When You Know Better, Do Better

Today is a national holiday that was a long time in the making. Martin Luther King Jr Day was declared a national holiday by President Ronald Reagan in 1983, designed to go into effect by 1986. 

The bill was passed in the Senate by 12 votes, only after a filibuster by the notoriously racist Sen. Jesse Helms from North Carolina.  

Sadly, it would take all the way to the year 2000 for all 50 states to recognize the holiday, though.  South Carolina was the last state to do so. 

Even today, in Alabama and Mississippi Martin Luther King, Jr. Day coincides with state holidays memorializing Confederate Civil War general Robert E. Lee--holidays that were purposefully passed by those state legislatures to do just that. 

This past year I traveled to Memphis, TN, and had the privilege of spending most of a day in the National Civil Rights Museum, which is located on the site of MLK's assassination.  

After my tour, I sat outside on a bench that overlooked the balcony where Dr. King died, and I wept.  The enormity of what I'd experienced was too overwhelming to bear at that moment, and I felt like I'd been punched in the gut. 

As I sat on that bench, I prayed and confessed my own sins as well as the sins of my forbears.  I repented of all that I had done and left undone when it came to perpetuating the sin of racism. 

I realized that I'd spent much of my life as a follower of Jesus not actually doing what Jesus would have me do when it came to the love and care of my neighbor, and I wanted to change.  

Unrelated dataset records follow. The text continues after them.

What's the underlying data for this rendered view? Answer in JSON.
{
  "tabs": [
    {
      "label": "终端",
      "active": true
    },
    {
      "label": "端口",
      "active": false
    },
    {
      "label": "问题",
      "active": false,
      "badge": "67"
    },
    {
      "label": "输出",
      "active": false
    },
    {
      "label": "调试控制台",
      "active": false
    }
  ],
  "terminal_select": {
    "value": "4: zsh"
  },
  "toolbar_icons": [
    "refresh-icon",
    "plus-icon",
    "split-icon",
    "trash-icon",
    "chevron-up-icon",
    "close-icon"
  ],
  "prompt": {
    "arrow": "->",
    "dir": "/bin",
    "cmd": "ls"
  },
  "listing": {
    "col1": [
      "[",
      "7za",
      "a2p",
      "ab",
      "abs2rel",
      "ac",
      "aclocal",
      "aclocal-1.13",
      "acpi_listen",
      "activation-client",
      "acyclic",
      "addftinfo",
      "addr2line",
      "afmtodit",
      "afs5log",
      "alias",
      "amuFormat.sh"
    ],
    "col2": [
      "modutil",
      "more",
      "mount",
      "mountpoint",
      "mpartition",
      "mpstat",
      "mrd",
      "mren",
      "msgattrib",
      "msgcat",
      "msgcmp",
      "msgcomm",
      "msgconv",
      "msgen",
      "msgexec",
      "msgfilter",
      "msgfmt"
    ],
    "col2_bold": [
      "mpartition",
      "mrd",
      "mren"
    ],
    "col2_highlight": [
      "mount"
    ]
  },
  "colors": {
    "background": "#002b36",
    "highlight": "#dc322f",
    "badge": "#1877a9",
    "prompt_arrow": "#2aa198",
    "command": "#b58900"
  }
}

At that moment a quote by Maya Angelou that I'd read in the museum came to me in a rush: "Do the best you can until you know better. Then when you know better, do better." 

Jesus showed love, acceptance, and grace time and again to those who were considered in first-century Jewish culture as outcasts, "the other," or worse.  

He moved past the barriers of race, gender, religion, and class to show God's radical and inclusive love.  Jesus did this so often that he was reviled by the religious and political insiders of his day, and they eventually had him killed. 

Dr. King once wrote: 

​I believe that unarmed truth and unconditional love will have the final word in reality. This is why right, temporarily defeated, is stronger than evil triumphant.

I love this so much because it is imbued with the powerful hope of the Resurrection, which we need now more than ever.  The clear vision of Dr. King's American dream seems like only a glimmer in the light of the hatred and division we see all around us. 

But Jesus showed that even the worst that the world has to offer can't overcome the light of love.  Evil doesn't get the last word.  

As Dr. King declared in his most famous speech, a more pure and hopeful vision of the American dream is one within which there is unity in our diversity, healing of our divisions---all fueled by the kind of love that drives away hate.  

Let each of us find in our own hearts the courage to confess, repent and do better.  Let each of us let the love of Christ reign in our own lives, so that we may be agents of change, people of the Resurrection. 

And may the grace and peace of our Lord Jesus Christ be with us all now and forever. Amen.